The "rule" is that 90% is generally the lowest acceptable level of dietary adherence that you can get away with without compromising your hard work for the week. The more you fall below this 90% figure, the greater the liklihood that your progress will stall or simply be non-existent.

So on a 42 meals-per-week plan, that basically means 38 of the 42 meals have to be perfect. On a 35 meals-per-week plan, it’s about 32 meals. That seems easy enough doesn’t it? However, what about the size of these ‘off plan’ meals? What if your free meals are on the order of say 1500 calories? It’s really not that hard to do. And let’s say you have two of them a week. Well, I think it’s pretty easy to see that causing a problem even though technically on a 42 meals-per-week plan, that’d still be 95% adherence to your plan.

Instead of looking at this from a ‘meals position’, let’s look at it from a ‘calories position’. Let’s say your total weekly calories consumed is 11200 (1600 calories x 7 days). Technically, a 10% deviation (resulting in 90% adherence in terms of caloric intake - which is really what matters for progress), is only 1120 calories.

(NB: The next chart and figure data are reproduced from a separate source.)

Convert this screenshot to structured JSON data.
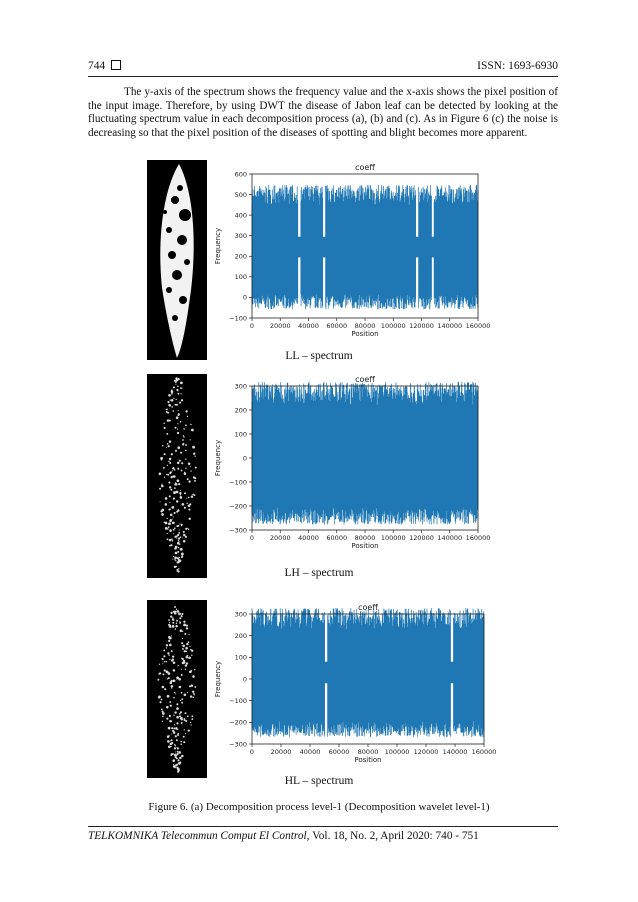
{
  "header": {
    "page_number": "744",
    "issn": "ISSN: 1693-6930"
  },
  "body_text": "The y-axis of the spectrum shows the frequency value and the x-axis shows the pixel position of the input image. Therefore, by using DWT the disease of Jabon leaf can be detected by looking at the fluctuating spectrum value in each decomposition process (a), (b) and (c). As in Figure 6 (c) the noise is decreasing so that the pixel position of the diseases of spotting and blight becomes more apparent.",
  "panels": [
    {
      "caption": "LL – spectrum"
    },
    {
      "caption": "LH – spectrum"
    },
    {
      "caption": "HL – spectrum"
    }
  ],
  "figure_caption": "Figure 6. (a) Decomposition process level-1 (Decomposition wavelet level-1)",
  "footer": {
    "journal": "TELKOMNIKA Telecommun Comput El Control",
    "rest": ", Vol. 18, No. 2, April 2020:  740 - 751"
  },
  "colors": {
    "series": "#1f77b4",
    "leaf_bg": "#000000",
    "leaf_fg": "#ffffff"
  },
  "chart_data": [
    {
      "type": "line",
      "title": "coeff",
      "xlabel": "Position",
      "ylabel": "Frequency",
      "xlim": [
        0,
        160000
      ],
      "ylim": [
        -100,
        600
      ],
      "xticks": [
        0,
        20000,
        40000,
        60000,
        80000,
        100000,
        120000,
        140000,
        160000
      ],
      "yticks": [
        -100,
        0,
        100,
        200,
        300,
        400,
        500,
        600
      ],
      "series": [
        {
          "values_range": [
            -70,
            560
          ],
          "gaps_at": [
            33500,
            51000,
            117000,
            128000
          ]
        }
      ]
    },
    {
      "type": "line",
      "title": "coeff",
      "xlabel": "Position",
      "ylabel": "Frequency",
      "xlim": [
        0,
        160000
      ],
      "ylim": [
        -300,
        300
      ],
      "xticks": [
        0,
        20000,
        40000,
        60000,
        80000,
        100000,
        120000,
        140000,
        160000
      ],
      "yticks": [
        -300,
        -200,
        -100,
        0,
        100,
        200,
        300
      ],
      "series": [
        {
          "values_range": [
            -290,
            330
          ]
        }
      ]
    },
    {
      "type": "line",
      "title": "coeff",
      "xlabel": "Position",
      "ylabel": "Frequency",
      "xlim": [
        0,
        160000
      ],
      "ylim": [
        -300,
        300
      ],
      "xticks": [
        0,
        20000,
        40000,
        60000,
        80000,
        100000,
        120000,
        140000,
        160000
      ],
      "yticks": [
        -300,
        -200,
        -100,
        0,
        100,
        200,
        300
      ],
      "series": [
        {
          "values_range": [
            -280,
            340
          ],
          "gaps_at": [
            51000,
            138000
          ]
        }
      ]
    }
  ]
}
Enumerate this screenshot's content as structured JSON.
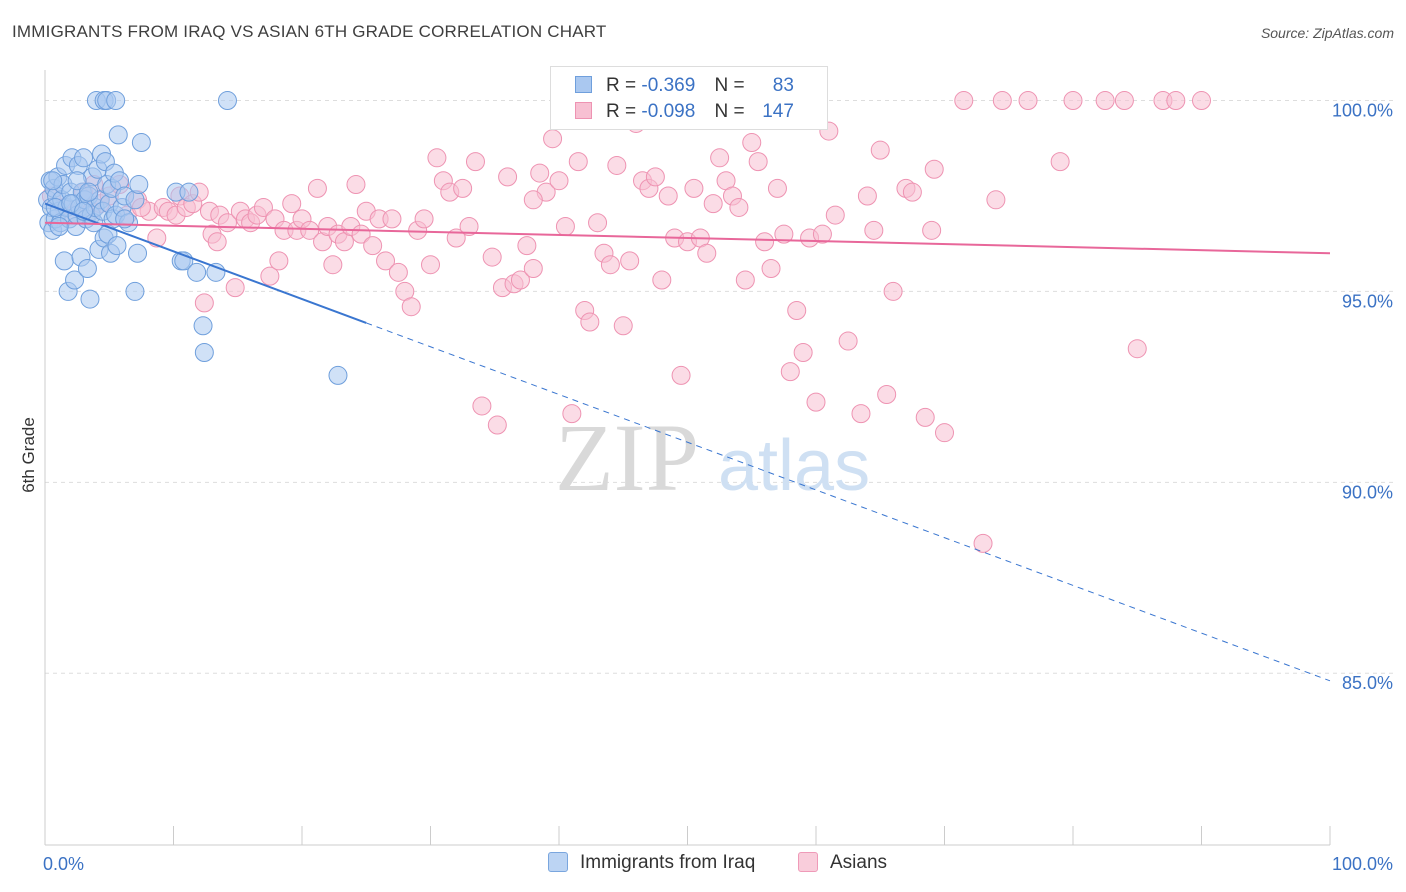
{
  "title": "IMMIGRANTS FROM IRAQ VS ASIAN 6TH GRADE CORRELATION CHART",
  "source": "Source: ZipAtlas.com",
  "watermark": {
    "zip": "ZIP",
    "atlas": "atlas"
  },
  "legend": {
    "rows": [
      {
        "r_label": "R =",
        "r_value": "-0.369",
        "n_label": "N =",
        "n_value": "83"
      },
      {
        "r_label": "R =",
        "r_value": "-0.098",
        "n_label": "N =",
        "n_value": "147"
      }
    ]
  },
  "colors": {
    "iraq_fill": "#aac8f0",
    "iraq_stroke": "#6f9fdc",
    "iraq_line": "#3a76d0",
    "asian_fill": "#f7c0d2",
    "asian_stroke": "#ee93b2",
    "asian_line": "#e8679a",
    "tick_label": "#3b72c4",
    "grid": "#dddddd"
  },
  "chart_data": {
    "type": "scatter",
    "title": "IMMIGRANTS FROM IRAQ VS ASIAN 6TH GRADE CORRELATION CHART",
    "xlabel": "",
    "ylabel": "6th Grade",
    "xlim": [
      0,
      100
    ],
    "ylim": [
      80.5,
      100.8
    ],
    "x_tick_labels": [
      "0.0%",
      "100.0%"
    ],
    "y_ticks": [
      {
        "value": 85,
        "label": "85.0%"
      },
      {
        "value": 90,
        "label": "90.0%"
      },
      {
        "value": 95,
        "label": "95.0%"
      },
      {
        "value": 100,
        "label": "100.0%"
      }
    ],
    "grid": true,
    "legend_position": "bottom",
    "series": [
      {
        "name": "Immigrants from Iraq",
        "R": -0.369,
        "N": 83,
        "trend": {
          "x_start": 0,
          "y_start": 97.3,
          "x_solid_end": 25,
          "x_end": 100,
          "y_end": 84.8
        },
        "points": [
          [
            0.2,
            97.4
          ],
          [
            0.3,
            96.8
          ],
          [
            0.4,
            97.9
          ],
          [
            0.5,
            97.2
          ],
          [
            0.6,
            96.6
          ],
          [
            0.7,
            97.7
          ],
          [
            0.8,
            96.9
          ],
          [
            0.9,
            97.5
          ],
          [
            1.0,
            98.0
          ],
          [
            1.1,
            97.1
          ],
          [
            1.2,
            96.8
          ],
          [
            1.3,
            97.4
          ],
          [
            1.4,
            97.8
          ],
          [
            1.5,
            95.8
          ],
          [
            1.6,
            98.3
          ],
          [
            1.7,
            97.2
          ],
          [
            1.8,
            95.0
          ],
          [
            1.9,
            96.9
          ],
          [
            2.0,
            97.6
          ],
          [
            2.1,
            98.5
          ],
          [
            2.2,
            97.3
          ],
          [
            2.3,
            95.3
          ],
          [
            2.4,
            96.7
          ],
          [
            2.5,
            97.0
          ],
          [
            2.6,
            98.3
          ],
          [
            2.7,
            97.2
          ],
          [
            2.8,
            95.9
          ],
          [
            2.9,
            97.6
          ],
          [
            3.0,
            98.5
          ],
          [
            3.1,
            97.4
          ],
          [
            3.2,
            96.9
          ],
          [
            3.3,
            95.6
          ],
          [
            3.4,
            97.5
          ],
          [
            3.5,
            94.8
          ],
          [
            3.6,
            97.0
          ],
          [
            3.7,
            98.0
          ],
          [
            3.8,
            96.8
          ],
          [
            3.9,
            97.2
          ],
          [
            4.0,
            100.0
          ],
          [
            4.1,
            98.2
          ],
          [
            4.2,
            96.1
          ],
          [
            4.3,
            97.4
          ],
          [
            4.4,
            98.6
          ],
          [
            4.5,
            97.1
          ],
          [
            4.6,
            96.4
          ],
          [
            4.7,
            98.4
          ],
          [
            4.8,
            97.8
          ],
          [
            4.9,
            96.5
          ],
          [
            5.0,
            97.3
          ],
          [
            5.1,
            96.0
          ],
          [
            5.2,
            97.7
          ],
          [
            5.3,
            96.9
          ],
          [
            5.4,
            98.1
          ],
          [
            5.5,
            97.0
          ],
          [
            5.6,
            96.2
          ],
          [
            5.8,
            97.9
          ],
          [
            6.0,
            97.2
          ],
          [
            6.2,
            97.5
          ],
          [
            6.5,
            96.8
          ],
          [
            7.0,
            97.4
          ],
          [
            7.3,
            97.8
          ],
          [
            0.6,
            97.9
          ],
          [
            0.8,
            97.2
          ],
          [
            1.1,
            96.7
          ],
          [
            2.0,
            97.3
          ],
          [
            2.5,
            97.9
          ],
          [
            3.0,
            97.1
          ],
          [
            3.4,
            97.6
          ],
          [
            4.6,
            100.0
          ],
          [
            4.8,
            100.0
          ],
          [
            5.5,
            100.0
          ],
          [
            5.7,
            99.1
          ],
          [
            6.2,
            96.9
          ],
          [
            7.0,
            95.0
          ],
          [
            7.2,
            96.0
          ],
          [
            7.5,
            98.9
          ],
          [
            10.2,
            97.6
          ],
          [
            10.6,
            95.8
          ],
          [
            10.8,
            95.8
          ],
          [
            11.2,
            97.6
          ],
          [
            11.8,
            95.5
          ],
          [
            12.3,
            94.1
          ],
          [
            12.4,
            93.4
          ],
          [
            13.3,
            95.5
          ],
          [
            14.2,
            100.0
          ],
          [
            22.8,
            92.8
          ]
        ]
      },
      {
        "name": "Asians",
        "R": -0.098,
        "N": 147,
        "trend": {
          "x_start": 0,
          "y_start": 96.8,
          "x_end": 100,
          "y_end": 96.0
        },
        "points": [
          [
            0.5,
            97.5
          ],
          [
            1.5,
            97.2
          ],
          [
            2.2,
            97.0
          ],
          [
            3.0,
            97.6
          ],
          [
            3.6,
            97.1
          ],
          [
            4.3,
            97.3
          ],
          [
            5.0,
            97.5
          ],
          [
            5.8,
            97.8
          ],
          [
            6.4,
            97.0
          ],
          [
            7.2,
            97.4
          ],
          [
            8.1,
            97.1
          ],
          [
            8.7,
            96.4
          ],
          [
            9.2,
            97.2
          ],
          [
            9.6,
            97.1
          ],
          [
            10.2,
            97.0
          ],
          [
            10.5,
            97.5
          ],
          [
            11.0,
            97.2
          ],
          [
            11.5,
            97.3
          ],
          [
            12.0,
            97.6
          ],
          [
            12.4,
            94.7
          ],
          [
            12.8,
            97.1
          ],
          [
            13.0,
            96.5
          ],
          [
            13.4,
            96.3
          ],
          [
            13.6,
            97.0
          ],
          [
            14.2,
            96.8
          ],
          [
            14.8,
            95.1
          ],
          [
            15.2,
            97.1
          ],
          [
            15.6,
            96.9
          ],
          [
            16.0,
            96.8
          ],
          [
            16.5,
            97.0
          ],
          [
            17.0,
            97.2
          ],
          [
            17.5,
            95.4
          ],
          [
            17.9,
            96.9
          ],
          [
            18.2,
            95.8
          ],
          [
            18.6,
            96.6
          ],
          [
            19.2,
            97.3
          ],
          [
            19.6,
            96.6
          ],
          [
            20.0,
            96.9
          ],
          [
            20.6,
            96.6
          ],
          [
            21.2,
            97.7
          ],
          [
            21.6,
            96.3
          ],
          [
            22.0,
            96.7
          ],
          [
            22.4,
            95.7
          ],
          [
            22.8,
            96.5
          ],
          [
            23.3,
            96.3
          ],
          [
            23.8,
            96.7
          ],
          [
            24.2,
            97.8
          ],
          [
            24.6,
            96.5
          ],
          [
            25.0,
            97.1
          ],
          [
            25.5,
            96.2
          ],
          [
            26.0,
            96.9
          ],
          [
            26.5,
            95.8
          ],
          [
            27.0,
            96.9
          ],
          [
            27.5,
            95.5
          ],
          [
            28.0,
            95.0
          ],
          [
            28.5,
            94.6
          ],
          [
            29.0,
            96.6
          ],
          [
            29.5,
            96.9
          ],
          [
            30.0,
            95.7
          ],
          [
            30.5,
            98.5
          ],
          [
            31.0,
            97.9
          ],
          [
            31.5,
            97.6
          ],
          [
            32.0,
            96.4
          ],
          [
            32.5,
            97.7
          ],
          [
            33.0,
            96.7
          ],
          [
            34.0,
            92.0
          ],
          [
            34.8,
            95.9
          ],
          [
            35.2,
            91.5
          ],
          [
            35.6,
            95.1
          ],
          [
            36.0,
            98.0
          ],
          [
            36.5,
            95.2
          ],
          [
            37.0,
            95.3
          ],
          [
            37.5,
            96.2
          ],
          [
            38.0,
            95.6
          ],
          [
            38.5,
            98.1
          ],
          [
            39.0,
            97.6
          ],
          [
            39.5,
            99.0
          ],
          [
            40.0,
            97.9
          ],
          [
            40.5,
            96.7
          ],
          [
            41.0,
            91.8
          ],
          [
            41.5,
            98.4
          ],
          [
            42.0,
            94.5
          ],
          [
            42.4,
            94.2
          ],
          [
            43.0,
            96.8
          ],
          [
            43.5,
            96.0
          ],
          [
            44.0,
            95.7
          ],
          [
            44.5,
            98.3
          ],
          [
            45.0,
            94.1
          ],
          [
            45.5,
            95.8
          ],
          [
            46.0,
            99.4
          ],
          [
            46.5,
            97.9
          ],
          [
            47.0,
            97.7
          ],
          [
            47.5,
            98.0
          ],
          [
            48.0,
            95.3
          ],
          [
            48.5,
            97.5
          ],
          [
            49.0,
            96.4
          ],
          [
            49.5,
            92.8
          ],
          [
            50.0,
            96.3
          ],
          [
            50.5,
            97.7
          ],
          [
            51.0,
            96.4
          ],
          [
            51.5,
            96.0
          ],
          [
            52.0,
            97.3
          ],
          [
            52.5,
            98.5
          ],
          [
            53.0,
            97.9
          ],
          [
            53.5,
            97.5
          ],
          [
            54.0,
            97.2
          ],
          [
            54.5,
            95.3
          ],
          [
            55.0,
            98.9
          ],
          [
            55.5,
            98.4
          ],
          [
            56.0,
            96.3
          ],
          [
            56.5,
            95.6
          ],
          [
            57.0,
            97.7
          ],
          [
            57.5,
            96.5
          ],
          [
            58.0,
            92.9
          ],
          [
            58.5,
            94.5
          ],
          [
            59.0,
            93.4
          ],
          [
            59.5,
            96.4
          ],
          [
            60.0,
            92.1
          ],
          [
            60.5,
            96.5
          ],
          [
            61.0,
            99.2
          ],
          [
            61.5,
            97.0
          ],
          [
            62.5,
            93.7
          ],
          [
            63.5,
            91.8
          ],
          [
            64.0,
            97.5
          ],
          [
            64.5,
            96.6
          ],
          [
            65.0,
            98.7
          ],
          [
            65.5,
            92.3
          ],
          [
            66.0,
            95.0
          ],
          [
            67.0,
            97.7
          ],
          [
            67.5,
            97.6
          ],
          [
            68.5,
            91.7
          ],
          [
            69.0,
            96.6
          ],
          [
            69.2,
            98.2
          ],
          [
            70.0,
            91.3
          ],
          [
            71.5,
            100.0
          ],
          [
            73.0,
            88.4
          ],
          [
            74.0,
            97.4
          ],
          [
            74.5,
            100.0
          ],
          [
            76.5,
            100.0
          ],
          [
            79.0,
            98.4
          ],
          [
            80.0,
            100.0
          ],
          [
            82.5,
            100.0
          ],
          [
            84.0,
            100.0
          ],
          [
            85.0,
            93.5
          ],
          [
            87.0,
            100.0
          ],
          [
            88.0,
            100.0
          ],
          [
            90.0,
            100.0
          ],
          [
            33.5,
            98.4
          ],
          [
            38.0,
            97.4
          ],
          [
            3.8,
            97.8
          ],
          [
            7.5,
            97.2
          ]
        ]
      }
    ]
  }
}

So, you’d basically have a maximum of 1120 calories to ’screw up’ with, and still remain at 90% adherence. That’s it. That might be two meals that add up to 1120 or perhaps just one bigger meal. And the lower your calories the smaller the free meals need to be. If this person who has 11200 calories per week to consume, has two 1300 calorie free meals (very easy to do), that’s 2600 calories of off-plan eating. That equates to only 76.8% adherence and that is unfortunately much too low.

When we know our weekly caloric intake, we can see what 10% deviation equates to and set that as a top limit. Again, that’s not to say that one has to take all those calories, as 95% is better than 90% and 100% is better than 95%.